Whale oil is actually a liquid wax and not a true oil at all. It flows readily, is transparent and ranges in color from a bright honey yellow to a dark brown. The color depended on the condition of the blubber from which it had been extracted. Stearin to make candles and spermaceti could be separated from whale oil at low temperatures. At under 0°C these components could be almost completely crystallized & filtered out. When removed and pressed, this compound is known as whale tallow. The oil from which it is removed is known as pressed whale oil. However it was sometimes passed off as sperm oil. The number one use of whale oil was as fuel for lamps and as candle wax. It was the first oil of any kind to be commercially viable because it could be obtained in mass quantity and was in highest demand do to its unique qualities. No household could produce this fuel from its livestock. That is what made whale oil become an enormous world wide industry. Before whale oil, most households refined sheep or beef tallow for lamp fuel with some fish oil being used but fish oil was smelly and dirty to burn although sometimes it was burned in lamps.

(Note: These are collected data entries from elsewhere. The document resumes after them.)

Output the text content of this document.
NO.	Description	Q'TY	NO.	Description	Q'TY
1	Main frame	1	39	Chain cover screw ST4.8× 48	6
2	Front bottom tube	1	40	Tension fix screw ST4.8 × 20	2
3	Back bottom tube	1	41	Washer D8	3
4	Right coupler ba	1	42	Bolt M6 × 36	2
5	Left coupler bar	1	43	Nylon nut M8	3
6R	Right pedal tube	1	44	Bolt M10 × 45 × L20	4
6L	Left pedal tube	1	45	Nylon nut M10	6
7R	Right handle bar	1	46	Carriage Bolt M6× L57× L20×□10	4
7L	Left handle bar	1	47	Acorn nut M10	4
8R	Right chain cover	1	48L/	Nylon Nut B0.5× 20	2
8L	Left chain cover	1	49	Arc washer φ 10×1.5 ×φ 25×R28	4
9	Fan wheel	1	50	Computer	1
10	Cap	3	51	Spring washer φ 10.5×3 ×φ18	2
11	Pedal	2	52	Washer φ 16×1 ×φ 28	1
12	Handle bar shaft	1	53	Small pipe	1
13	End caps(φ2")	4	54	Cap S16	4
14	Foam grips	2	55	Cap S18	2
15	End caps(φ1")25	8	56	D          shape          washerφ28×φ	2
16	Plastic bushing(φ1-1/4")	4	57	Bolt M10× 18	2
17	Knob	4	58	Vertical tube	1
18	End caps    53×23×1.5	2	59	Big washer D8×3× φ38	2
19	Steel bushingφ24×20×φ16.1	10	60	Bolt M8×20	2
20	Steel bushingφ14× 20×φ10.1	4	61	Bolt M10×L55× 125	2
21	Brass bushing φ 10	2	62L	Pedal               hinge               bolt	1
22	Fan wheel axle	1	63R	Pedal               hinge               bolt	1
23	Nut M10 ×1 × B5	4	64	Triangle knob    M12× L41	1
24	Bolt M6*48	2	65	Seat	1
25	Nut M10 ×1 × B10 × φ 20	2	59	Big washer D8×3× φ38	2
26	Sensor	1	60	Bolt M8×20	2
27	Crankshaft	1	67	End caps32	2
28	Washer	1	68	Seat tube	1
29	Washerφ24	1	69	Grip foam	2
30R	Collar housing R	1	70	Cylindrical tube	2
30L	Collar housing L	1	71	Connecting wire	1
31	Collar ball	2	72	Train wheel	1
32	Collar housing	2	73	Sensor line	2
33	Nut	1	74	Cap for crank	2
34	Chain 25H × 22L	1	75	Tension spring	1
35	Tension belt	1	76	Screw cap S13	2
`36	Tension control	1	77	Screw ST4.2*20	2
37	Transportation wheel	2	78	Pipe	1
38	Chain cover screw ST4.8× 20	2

The method of hunting used by the American, British and Dutch whaling fleets was to pursue a whale once sighted and then have the ship launch small boats rowed by teams of men to do the harpooning. Obviously it was a very dangerous task for those in the small boat. A harpoon attached to a heavy rope would be thrust deep into a whale. When the whale was killed it would be towed to the ship and tied alongside. A ugly and dirty process, called "cutting in," would then begin. The whale’s skin and blubber would be peeled off in long strips at this time and boiled down to make whale oil on board the sailing ship. These ships basically had to process the whale while still at sea, no easy feat on a wooden ship. The faster it was rendered the higher the quality of the oil obtained.
In the 1700s, American colonists began developing their own whale fishery. Islanders from Nantucket, who had taken to whaling because their soil was too poor for farming, killed their first sperm whale in 1712. By the early 1800s, whaling ships from New England were setting out frequently on very long voyages as far away as the Pacific Ocean in search of sperm whales. Some of these voyages could last for years and be very difficult on those involved in the pursuit of whales. Many sailors died during these long journeys.
Many seaports in New England were part of the whaling industry. New Bedford, Massachusetts however was the town that became known as the world’s center of whaling. Of the more than 700 whaling ships sailing in the 1840s more than 400 called New Bedford their home port! Many Wealthy whaling captains built large houses in the best neighborhoods of New Bedford. The town was known as "The City that Lit the World." These whalemen were the first oil barons of the New World.